Should you try to keep it? Before you make that decision, here are the things that you need to consider:
1. How much of this decision is emotional?
Is your attachment to the house primarily practical? For example, do you want to stay where you are so that the kids don’t have to change school districts or leave behind familiar surroundings in the middle of the rest of the upheaval in their lives? Those are valid, practical concerns.
If your attachment to the house is primarily emotional, however, you need to take a step back and examine the situation more remotely.
2. Can you really afford it?
Divorce means learning to manage your bills entirely on your own. A house is expensive to upkeep. Not only is the mortgage usually more than the cost to rent, you have to pay taxes and upkeep.

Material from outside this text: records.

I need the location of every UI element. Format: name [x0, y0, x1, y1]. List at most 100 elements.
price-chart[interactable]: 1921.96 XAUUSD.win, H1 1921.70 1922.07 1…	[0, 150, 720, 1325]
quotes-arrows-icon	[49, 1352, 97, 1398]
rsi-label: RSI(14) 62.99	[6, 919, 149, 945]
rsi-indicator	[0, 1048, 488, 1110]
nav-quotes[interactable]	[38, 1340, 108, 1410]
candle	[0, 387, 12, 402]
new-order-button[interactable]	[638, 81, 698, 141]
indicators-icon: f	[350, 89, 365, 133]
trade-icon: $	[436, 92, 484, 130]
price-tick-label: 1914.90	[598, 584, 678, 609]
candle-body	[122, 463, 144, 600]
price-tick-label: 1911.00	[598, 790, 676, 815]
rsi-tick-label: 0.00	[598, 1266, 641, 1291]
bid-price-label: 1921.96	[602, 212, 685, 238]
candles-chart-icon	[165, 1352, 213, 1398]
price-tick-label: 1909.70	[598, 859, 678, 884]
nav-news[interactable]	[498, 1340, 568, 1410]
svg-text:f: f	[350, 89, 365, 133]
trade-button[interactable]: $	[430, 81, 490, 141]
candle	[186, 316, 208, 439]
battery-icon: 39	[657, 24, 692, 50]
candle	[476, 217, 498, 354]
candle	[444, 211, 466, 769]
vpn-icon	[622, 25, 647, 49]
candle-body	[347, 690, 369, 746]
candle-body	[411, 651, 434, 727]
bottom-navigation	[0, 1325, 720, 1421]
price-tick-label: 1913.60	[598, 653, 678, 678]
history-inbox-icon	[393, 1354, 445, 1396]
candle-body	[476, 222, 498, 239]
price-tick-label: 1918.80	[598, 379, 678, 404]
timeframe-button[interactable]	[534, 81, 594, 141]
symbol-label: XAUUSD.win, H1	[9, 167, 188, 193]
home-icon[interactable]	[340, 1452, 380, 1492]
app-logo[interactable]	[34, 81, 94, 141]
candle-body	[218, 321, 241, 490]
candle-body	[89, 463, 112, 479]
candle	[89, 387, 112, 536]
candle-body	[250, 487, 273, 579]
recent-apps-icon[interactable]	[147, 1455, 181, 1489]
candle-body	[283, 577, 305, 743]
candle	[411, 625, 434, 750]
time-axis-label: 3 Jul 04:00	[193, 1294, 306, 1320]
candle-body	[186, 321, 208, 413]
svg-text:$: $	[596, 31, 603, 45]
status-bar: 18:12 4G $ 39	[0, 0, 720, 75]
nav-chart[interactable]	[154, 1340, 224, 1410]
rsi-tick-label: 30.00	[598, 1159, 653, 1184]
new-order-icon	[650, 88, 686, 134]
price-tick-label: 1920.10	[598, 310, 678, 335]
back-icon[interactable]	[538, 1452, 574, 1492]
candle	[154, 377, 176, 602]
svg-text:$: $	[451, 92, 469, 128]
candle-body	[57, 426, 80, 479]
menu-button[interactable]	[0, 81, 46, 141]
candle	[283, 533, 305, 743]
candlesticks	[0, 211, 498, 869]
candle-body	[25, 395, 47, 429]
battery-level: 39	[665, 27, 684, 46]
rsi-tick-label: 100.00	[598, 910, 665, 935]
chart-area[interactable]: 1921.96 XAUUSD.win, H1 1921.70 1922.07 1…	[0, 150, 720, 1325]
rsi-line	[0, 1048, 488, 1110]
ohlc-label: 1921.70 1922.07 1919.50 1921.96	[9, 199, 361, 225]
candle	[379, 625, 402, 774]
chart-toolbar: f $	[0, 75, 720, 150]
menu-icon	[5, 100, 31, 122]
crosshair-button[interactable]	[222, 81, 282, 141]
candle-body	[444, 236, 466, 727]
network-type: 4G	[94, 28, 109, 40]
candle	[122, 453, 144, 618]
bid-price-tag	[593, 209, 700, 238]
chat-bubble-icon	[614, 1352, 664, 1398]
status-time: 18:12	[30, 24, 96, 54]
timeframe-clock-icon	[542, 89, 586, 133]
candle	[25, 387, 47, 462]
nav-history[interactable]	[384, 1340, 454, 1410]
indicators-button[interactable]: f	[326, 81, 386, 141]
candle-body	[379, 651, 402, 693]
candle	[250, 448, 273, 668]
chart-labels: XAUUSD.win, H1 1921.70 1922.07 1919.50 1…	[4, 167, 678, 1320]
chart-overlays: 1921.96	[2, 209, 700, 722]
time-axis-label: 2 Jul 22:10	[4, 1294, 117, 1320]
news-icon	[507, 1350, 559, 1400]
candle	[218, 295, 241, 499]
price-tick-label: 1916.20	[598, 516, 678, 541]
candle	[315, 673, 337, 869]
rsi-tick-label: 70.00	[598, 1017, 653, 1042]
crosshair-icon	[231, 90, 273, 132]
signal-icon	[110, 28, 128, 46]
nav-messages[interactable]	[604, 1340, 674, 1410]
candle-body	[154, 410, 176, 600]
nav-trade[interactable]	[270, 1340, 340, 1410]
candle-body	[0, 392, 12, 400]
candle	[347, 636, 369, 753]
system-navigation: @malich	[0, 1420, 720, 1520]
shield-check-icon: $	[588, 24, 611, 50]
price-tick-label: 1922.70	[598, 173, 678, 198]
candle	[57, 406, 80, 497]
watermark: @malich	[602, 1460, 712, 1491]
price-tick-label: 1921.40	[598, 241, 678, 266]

You should sit down with a financial advisor — or, at least, a pen, paper and your bills. You shouldn’t make this decision blind to your financial status.
3. Can you get financing?
Unless your spouse is very accommodating, you will probably have to refinance right away to either get your spouse’s name off the mortgage or buy out your spouse’s equity (or both). That may not be something you can swing on your own — no matter what your credit score.
A visit to your friendly loan officer may help you better understand what’s possible in your situation.
The smart thing to do when you’re going through a divorce and trying to divide your assets is to get some experienced advice — before you make a major mistake.